The article and dataset I choose was 2019 Womens’ World Cup Predictions (https://projects.fivethirtyeight.com/2019-womens-world-cup-predictions/).
This article was used to predict the outcome of the 2019 Womens’ World Cup and to record the results of the tournament. There was 2 datasets included in this article: wwc_matches and wwc_forecast. wwc_matches was more focused on the individual matches of the tournament and had more specific prediction variables as opposed to wwc_forecast which more showed the results of the tournament with the teams’ spi rating being the main prediction factor. I choose to work on/fix up the wwc_matches file.
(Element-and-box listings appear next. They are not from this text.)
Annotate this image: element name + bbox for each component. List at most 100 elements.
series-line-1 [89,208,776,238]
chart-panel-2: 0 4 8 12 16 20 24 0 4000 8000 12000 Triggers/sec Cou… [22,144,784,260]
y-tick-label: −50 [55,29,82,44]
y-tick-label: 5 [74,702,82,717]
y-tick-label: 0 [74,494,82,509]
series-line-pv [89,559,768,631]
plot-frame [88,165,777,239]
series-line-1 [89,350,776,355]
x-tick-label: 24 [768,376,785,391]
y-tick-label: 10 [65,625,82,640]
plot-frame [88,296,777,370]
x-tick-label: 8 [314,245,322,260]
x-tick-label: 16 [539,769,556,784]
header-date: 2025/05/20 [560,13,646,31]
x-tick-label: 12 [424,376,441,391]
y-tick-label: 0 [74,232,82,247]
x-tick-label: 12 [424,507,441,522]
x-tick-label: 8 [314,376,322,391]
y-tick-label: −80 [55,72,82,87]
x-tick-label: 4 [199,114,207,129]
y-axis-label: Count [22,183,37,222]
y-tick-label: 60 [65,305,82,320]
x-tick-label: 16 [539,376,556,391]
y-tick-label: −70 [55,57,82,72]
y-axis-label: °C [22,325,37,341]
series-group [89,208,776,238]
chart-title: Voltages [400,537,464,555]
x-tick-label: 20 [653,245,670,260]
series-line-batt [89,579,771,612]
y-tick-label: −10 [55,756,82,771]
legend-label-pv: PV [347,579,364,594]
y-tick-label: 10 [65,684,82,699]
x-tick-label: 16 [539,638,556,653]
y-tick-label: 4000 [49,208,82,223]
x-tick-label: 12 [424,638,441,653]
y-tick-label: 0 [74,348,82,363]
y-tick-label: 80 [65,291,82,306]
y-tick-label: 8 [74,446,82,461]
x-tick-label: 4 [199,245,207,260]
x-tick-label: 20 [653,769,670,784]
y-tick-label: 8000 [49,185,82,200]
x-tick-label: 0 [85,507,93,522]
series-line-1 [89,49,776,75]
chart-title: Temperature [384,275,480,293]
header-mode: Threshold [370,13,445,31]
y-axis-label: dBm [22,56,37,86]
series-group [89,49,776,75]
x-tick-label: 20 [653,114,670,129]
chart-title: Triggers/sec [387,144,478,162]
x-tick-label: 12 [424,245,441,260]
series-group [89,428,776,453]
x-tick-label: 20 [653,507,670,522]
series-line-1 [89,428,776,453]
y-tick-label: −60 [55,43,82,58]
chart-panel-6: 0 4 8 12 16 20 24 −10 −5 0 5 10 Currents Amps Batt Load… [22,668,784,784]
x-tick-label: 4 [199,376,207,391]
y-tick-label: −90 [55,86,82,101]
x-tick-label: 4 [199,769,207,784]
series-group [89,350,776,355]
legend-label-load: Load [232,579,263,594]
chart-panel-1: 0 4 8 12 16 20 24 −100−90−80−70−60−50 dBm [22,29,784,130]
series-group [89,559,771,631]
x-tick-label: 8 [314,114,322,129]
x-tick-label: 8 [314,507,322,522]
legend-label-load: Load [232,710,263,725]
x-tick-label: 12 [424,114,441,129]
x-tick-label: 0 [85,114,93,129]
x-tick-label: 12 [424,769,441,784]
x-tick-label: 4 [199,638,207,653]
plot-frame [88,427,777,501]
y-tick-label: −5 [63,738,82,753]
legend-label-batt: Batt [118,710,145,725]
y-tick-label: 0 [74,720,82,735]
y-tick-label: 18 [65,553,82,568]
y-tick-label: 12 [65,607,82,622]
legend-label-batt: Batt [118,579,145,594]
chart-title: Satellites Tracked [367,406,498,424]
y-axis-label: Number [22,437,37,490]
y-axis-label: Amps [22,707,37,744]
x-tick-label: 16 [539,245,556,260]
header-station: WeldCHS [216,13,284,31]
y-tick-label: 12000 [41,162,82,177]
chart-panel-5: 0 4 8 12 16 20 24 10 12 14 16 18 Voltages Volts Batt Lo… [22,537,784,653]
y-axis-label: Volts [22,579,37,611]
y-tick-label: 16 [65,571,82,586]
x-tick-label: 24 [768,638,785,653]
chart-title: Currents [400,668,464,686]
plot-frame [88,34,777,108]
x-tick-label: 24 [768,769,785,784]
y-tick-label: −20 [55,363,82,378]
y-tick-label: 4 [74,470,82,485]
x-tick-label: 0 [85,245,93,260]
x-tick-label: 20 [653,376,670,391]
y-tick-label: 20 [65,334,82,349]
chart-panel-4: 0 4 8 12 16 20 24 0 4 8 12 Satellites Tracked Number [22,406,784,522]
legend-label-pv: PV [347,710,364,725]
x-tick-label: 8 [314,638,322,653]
While comparing the predicts made and results of the tournament, I conclude the multiple factors used did a pretty good job of predicting the outcome of these games. SPI (or soccer power index) rating was the clear best predictor as 40 out of 52 games where won by the team with the higher spi rating (the 12 games also included tie games). SPI ratings were generated by authors using 4 metrics. If I were to recommend a change for the data, I would have minus one of these metrics which had to deal with accounting for red & yellow cards and the time of the game when a goal was scored. It’s stated in the article that one of these predicted problems with the data was if there was no play by play available for a match. The solution they decided on was to only include the final scores for that match. I don’t think it is necessarily important to have the score times included especially if it could cause a problem where a match does not have this data.